There are many different products available to guarantee file-based delivery or one can be built in-house using Secure File Transfer Protocol (SFTP). Exact requirements will depend on the security specification of the suppliers, combined with where it coming from and going to, how fast it needs to arrive and how the arrival is confirmed. Unless this package is a physical bundle, the order in which things will be published may also influence a package’s delivery.
A handshake is essential. This should include a successful package arrival notification or a set of useful error messages should delivery fail. In a failure, all or part of the package may need to be republished.
In delivering to multiple channels the format, package, and delivery conduit may all vary, but the process is the same. The CMS publication process will need to export the correct metadata XML, select the appropriate transcoded derivatives and package them onto the relevant delivery route.
LAUNCH CONSIDERATIONS
Testing
Testing includes Functional Verification Testing (FVT), load and stress testing, User Acceptance Testing (UAT), regression testing for bug fixes and integration testing. Ongoing post-launch regression testing usually takes place in a staging environment to reduce the risks of introducing errors onto a live system.
UAT is key to ensure the design has met the users’ requirements and using it actually delivers what is expected. To minimise the surprises in UAT, talk through fully developed designs and flows with the end-users of the system prior to development. Rather than a big-bang approach, as pieces of the system are developed demonstrate them to the end-users and get feedback as the project evolves.
Training
No system is complete without training the people who will use it. Training precedes UAT.
Beta
Launch in a public beta without heavy advertising. That will help identify further problems in a wider test environment prior to a large-scale commercial launch.
ONGOING CONSIDERATIONS
Reporting
Reporting is only possible on items that are both trackable and logged. Ongoing reports track trends and indicate how the service should adapt over time.
Monitoring
Monitoring checks to see that the overall service is running and that the content is available in all the locations in which it should be available. It can also check that all the details, e.g. price, surrounding that content are accurate. Monitoring may be a mix of automated and manual checks.
Fault Resolution
Things will go wrong. Service Level Agreements (SLAs) will need to be in place with all parties. A fault resolution process typically includes priority levels, a reporting procedure, time to an initial response, time to workaround and time to fix.
TYING IT TOGETHER
Plan. Plan. Plan. Think through all the workflows from receiving content to delivering it. Consider what can go wrong and what flow will be required to right it. To determine if there is enough time at all junctures, work timelines forward from receiving content, and backwards from delivering it. Start at an overview level and then work into the detail.

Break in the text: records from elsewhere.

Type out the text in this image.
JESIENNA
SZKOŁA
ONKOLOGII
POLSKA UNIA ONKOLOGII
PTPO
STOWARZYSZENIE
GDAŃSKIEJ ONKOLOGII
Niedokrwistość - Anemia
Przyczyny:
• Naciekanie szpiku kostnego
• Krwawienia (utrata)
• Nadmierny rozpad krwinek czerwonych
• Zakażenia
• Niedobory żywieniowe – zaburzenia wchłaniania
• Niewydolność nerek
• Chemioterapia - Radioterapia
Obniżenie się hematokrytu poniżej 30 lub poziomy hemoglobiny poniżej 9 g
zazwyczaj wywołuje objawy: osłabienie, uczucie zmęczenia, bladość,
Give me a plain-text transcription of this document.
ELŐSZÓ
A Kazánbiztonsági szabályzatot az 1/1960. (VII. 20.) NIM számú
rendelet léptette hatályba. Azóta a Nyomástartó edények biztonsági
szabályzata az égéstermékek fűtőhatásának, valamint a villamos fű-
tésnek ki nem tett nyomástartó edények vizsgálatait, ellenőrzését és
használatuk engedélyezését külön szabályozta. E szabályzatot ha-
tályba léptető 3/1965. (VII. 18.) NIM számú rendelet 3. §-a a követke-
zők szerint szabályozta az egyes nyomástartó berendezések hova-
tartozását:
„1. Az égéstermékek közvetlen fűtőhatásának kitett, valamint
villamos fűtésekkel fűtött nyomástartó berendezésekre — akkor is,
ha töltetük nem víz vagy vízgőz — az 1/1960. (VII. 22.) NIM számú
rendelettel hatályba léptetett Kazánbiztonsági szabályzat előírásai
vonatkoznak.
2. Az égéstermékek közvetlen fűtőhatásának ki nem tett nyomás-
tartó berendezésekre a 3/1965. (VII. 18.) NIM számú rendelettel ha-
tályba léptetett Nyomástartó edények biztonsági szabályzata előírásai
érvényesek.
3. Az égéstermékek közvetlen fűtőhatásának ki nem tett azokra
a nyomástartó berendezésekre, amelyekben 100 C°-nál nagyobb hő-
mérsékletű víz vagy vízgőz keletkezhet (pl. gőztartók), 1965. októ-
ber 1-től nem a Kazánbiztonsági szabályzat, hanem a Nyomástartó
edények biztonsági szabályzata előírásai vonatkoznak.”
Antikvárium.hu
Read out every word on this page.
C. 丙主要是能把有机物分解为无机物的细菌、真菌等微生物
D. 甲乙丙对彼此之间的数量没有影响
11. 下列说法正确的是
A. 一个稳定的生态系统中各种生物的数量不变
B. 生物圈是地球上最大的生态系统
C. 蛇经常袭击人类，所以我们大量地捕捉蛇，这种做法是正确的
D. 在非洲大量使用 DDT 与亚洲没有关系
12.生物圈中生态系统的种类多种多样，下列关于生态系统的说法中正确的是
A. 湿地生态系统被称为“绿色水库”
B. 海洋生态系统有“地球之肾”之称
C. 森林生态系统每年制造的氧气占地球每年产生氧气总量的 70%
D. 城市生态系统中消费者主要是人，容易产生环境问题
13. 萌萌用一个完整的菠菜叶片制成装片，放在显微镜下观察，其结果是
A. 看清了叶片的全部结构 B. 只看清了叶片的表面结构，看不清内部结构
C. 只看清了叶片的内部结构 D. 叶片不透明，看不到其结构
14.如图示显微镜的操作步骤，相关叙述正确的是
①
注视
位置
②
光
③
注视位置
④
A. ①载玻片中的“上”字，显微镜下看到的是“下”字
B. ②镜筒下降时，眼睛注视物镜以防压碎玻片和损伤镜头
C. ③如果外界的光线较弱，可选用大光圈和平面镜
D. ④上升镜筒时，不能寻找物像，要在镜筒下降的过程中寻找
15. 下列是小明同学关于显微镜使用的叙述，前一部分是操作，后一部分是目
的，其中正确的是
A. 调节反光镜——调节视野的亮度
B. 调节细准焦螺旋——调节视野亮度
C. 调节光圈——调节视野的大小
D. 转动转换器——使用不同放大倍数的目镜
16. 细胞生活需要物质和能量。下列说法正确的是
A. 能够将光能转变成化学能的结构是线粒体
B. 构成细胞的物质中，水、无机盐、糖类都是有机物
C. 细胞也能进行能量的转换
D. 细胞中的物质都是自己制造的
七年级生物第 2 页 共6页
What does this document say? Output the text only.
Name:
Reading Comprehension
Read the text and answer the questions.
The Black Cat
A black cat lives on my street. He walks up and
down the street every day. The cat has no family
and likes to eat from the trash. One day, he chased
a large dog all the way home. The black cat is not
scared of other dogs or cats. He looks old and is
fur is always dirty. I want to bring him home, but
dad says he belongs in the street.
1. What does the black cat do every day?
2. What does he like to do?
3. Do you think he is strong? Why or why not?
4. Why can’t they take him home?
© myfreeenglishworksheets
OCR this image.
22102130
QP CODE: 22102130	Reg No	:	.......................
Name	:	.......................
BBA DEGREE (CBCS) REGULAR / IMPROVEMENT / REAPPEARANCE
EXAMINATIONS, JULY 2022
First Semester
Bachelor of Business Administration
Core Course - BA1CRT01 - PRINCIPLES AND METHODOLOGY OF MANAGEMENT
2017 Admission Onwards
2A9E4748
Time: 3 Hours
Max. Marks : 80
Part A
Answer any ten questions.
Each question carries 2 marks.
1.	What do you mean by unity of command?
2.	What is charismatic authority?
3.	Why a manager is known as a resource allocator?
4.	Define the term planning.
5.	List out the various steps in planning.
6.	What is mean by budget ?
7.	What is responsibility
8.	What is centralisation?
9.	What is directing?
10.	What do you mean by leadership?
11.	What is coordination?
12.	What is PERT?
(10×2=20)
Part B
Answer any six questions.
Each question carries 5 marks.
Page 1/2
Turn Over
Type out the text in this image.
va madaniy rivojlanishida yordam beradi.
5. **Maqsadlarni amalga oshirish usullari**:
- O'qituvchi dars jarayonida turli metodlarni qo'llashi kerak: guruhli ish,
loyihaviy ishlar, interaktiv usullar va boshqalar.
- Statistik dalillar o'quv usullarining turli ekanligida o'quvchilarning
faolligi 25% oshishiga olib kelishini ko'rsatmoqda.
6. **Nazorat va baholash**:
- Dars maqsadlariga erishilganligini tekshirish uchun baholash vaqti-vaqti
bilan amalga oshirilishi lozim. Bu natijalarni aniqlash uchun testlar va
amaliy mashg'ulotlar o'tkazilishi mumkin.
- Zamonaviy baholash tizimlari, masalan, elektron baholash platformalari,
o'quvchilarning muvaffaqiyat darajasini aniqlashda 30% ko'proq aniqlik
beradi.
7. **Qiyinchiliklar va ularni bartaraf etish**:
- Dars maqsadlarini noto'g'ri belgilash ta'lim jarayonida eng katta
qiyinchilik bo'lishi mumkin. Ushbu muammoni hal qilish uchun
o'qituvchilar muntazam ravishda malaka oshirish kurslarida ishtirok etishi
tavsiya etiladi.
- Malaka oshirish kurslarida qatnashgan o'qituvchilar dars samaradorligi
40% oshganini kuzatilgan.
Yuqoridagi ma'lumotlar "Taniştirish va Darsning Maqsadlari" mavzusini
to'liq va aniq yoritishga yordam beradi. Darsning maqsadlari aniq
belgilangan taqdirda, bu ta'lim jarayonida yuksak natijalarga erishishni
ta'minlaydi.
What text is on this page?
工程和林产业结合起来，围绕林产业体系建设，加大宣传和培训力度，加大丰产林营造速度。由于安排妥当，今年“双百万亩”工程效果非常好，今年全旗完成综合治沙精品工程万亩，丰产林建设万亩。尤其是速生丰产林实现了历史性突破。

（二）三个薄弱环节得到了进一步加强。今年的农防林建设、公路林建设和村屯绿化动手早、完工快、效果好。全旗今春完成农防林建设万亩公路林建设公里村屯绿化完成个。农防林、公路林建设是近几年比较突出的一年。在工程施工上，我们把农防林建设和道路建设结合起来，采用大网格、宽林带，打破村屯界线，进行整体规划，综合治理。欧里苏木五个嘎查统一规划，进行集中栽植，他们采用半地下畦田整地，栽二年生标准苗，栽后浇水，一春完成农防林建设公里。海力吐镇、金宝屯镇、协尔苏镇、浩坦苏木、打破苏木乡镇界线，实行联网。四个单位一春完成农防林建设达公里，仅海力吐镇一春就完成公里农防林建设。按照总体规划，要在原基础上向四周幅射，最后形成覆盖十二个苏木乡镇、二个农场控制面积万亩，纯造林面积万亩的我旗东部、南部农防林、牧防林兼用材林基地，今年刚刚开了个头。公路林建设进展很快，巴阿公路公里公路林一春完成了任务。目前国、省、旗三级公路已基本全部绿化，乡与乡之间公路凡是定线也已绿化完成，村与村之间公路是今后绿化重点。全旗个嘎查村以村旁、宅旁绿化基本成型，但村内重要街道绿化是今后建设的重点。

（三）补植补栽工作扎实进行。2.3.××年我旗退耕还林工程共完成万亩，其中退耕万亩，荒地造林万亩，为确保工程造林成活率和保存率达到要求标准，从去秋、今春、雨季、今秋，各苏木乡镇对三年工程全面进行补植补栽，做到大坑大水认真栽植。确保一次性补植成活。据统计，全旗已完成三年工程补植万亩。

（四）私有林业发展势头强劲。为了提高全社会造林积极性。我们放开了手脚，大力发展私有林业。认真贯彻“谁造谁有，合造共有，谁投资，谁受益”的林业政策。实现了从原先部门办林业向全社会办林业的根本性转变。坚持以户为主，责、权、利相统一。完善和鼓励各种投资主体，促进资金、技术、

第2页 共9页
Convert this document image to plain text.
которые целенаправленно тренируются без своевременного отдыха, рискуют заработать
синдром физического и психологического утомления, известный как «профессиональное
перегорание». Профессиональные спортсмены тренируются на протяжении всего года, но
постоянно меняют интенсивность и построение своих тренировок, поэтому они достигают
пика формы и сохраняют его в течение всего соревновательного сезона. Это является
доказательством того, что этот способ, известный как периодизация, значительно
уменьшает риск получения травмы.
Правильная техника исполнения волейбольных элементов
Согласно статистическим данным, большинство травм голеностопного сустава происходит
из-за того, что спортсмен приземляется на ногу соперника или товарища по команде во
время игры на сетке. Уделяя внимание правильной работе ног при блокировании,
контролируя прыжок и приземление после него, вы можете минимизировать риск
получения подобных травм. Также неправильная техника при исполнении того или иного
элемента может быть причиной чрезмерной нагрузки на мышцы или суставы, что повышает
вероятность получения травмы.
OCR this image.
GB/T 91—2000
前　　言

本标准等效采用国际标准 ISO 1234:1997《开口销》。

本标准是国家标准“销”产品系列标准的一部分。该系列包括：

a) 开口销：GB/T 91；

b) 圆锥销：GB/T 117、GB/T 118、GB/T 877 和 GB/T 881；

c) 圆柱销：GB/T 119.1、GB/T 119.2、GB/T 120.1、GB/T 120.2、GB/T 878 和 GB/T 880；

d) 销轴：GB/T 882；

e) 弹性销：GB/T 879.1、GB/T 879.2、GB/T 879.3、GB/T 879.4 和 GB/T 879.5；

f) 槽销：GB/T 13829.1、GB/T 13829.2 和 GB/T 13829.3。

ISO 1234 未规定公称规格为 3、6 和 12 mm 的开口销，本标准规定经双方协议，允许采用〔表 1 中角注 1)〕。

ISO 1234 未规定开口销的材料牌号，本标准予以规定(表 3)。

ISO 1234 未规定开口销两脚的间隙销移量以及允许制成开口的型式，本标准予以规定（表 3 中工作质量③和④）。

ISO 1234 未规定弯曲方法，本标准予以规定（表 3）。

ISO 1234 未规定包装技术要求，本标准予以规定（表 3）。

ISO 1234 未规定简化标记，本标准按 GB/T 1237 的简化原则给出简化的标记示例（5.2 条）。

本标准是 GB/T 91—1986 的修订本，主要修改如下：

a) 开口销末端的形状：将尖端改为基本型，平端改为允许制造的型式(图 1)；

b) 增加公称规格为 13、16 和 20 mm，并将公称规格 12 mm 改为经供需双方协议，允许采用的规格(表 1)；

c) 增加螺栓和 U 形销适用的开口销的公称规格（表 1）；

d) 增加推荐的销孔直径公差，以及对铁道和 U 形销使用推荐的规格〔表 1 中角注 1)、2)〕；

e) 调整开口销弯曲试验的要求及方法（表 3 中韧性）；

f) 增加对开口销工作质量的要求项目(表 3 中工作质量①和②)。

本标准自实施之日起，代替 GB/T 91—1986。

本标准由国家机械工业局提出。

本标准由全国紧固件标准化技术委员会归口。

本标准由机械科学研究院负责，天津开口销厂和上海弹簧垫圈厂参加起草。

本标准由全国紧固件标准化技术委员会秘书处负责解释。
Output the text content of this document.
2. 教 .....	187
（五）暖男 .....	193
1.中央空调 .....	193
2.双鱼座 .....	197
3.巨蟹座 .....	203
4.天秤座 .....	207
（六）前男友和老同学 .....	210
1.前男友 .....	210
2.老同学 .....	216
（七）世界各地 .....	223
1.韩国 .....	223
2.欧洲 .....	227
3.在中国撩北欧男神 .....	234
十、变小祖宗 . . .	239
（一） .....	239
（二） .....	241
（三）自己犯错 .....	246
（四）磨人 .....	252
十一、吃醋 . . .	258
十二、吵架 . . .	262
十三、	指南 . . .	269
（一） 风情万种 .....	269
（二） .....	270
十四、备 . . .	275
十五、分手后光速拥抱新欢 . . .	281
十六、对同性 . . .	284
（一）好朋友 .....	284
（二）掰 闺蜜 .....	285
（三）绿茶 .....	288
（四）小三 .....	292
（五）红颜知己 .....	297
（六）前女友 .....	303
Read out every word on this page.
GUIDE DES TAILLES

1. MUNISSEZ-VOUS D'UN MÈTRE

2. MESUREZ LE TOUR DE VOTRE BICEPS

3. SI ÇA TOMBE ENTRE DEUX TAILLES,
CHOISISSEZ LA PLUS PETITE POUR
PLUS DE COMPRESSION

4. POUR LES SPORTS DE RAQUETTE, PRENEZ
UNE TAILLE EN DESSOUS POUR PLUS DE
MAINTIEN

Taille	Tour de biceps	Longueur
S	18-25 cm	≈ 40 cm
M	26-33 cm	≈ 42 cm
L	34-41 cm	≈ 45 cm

TRANSITIONING FROM AN EXISTING MODEL
Speak to everyone about what does and doesn’t work about current tasks. The people who perform the roles are best placed to know and it will allow them to buy into the new changes if they contribute to them. Document in detail how the process works now and how it will work. Demonstrate at a high-level so everyone understands how the workflow is changing yet remaining the same.
CONCLUSIONS
Following the preceding descriptions provides the foundation on which to build a VOD system.
The key elements in putting together a project of this scope are understanding the requirements, identifying how the process works now and will work in the future, documenting and designing the process, and then iterating testing and user feedback.
ACKNOWLEDGEMENTS
The author would like to thank her colleagues at FilmFlex Movies and partners Ascent Media and Ioko for their contributions to these projects.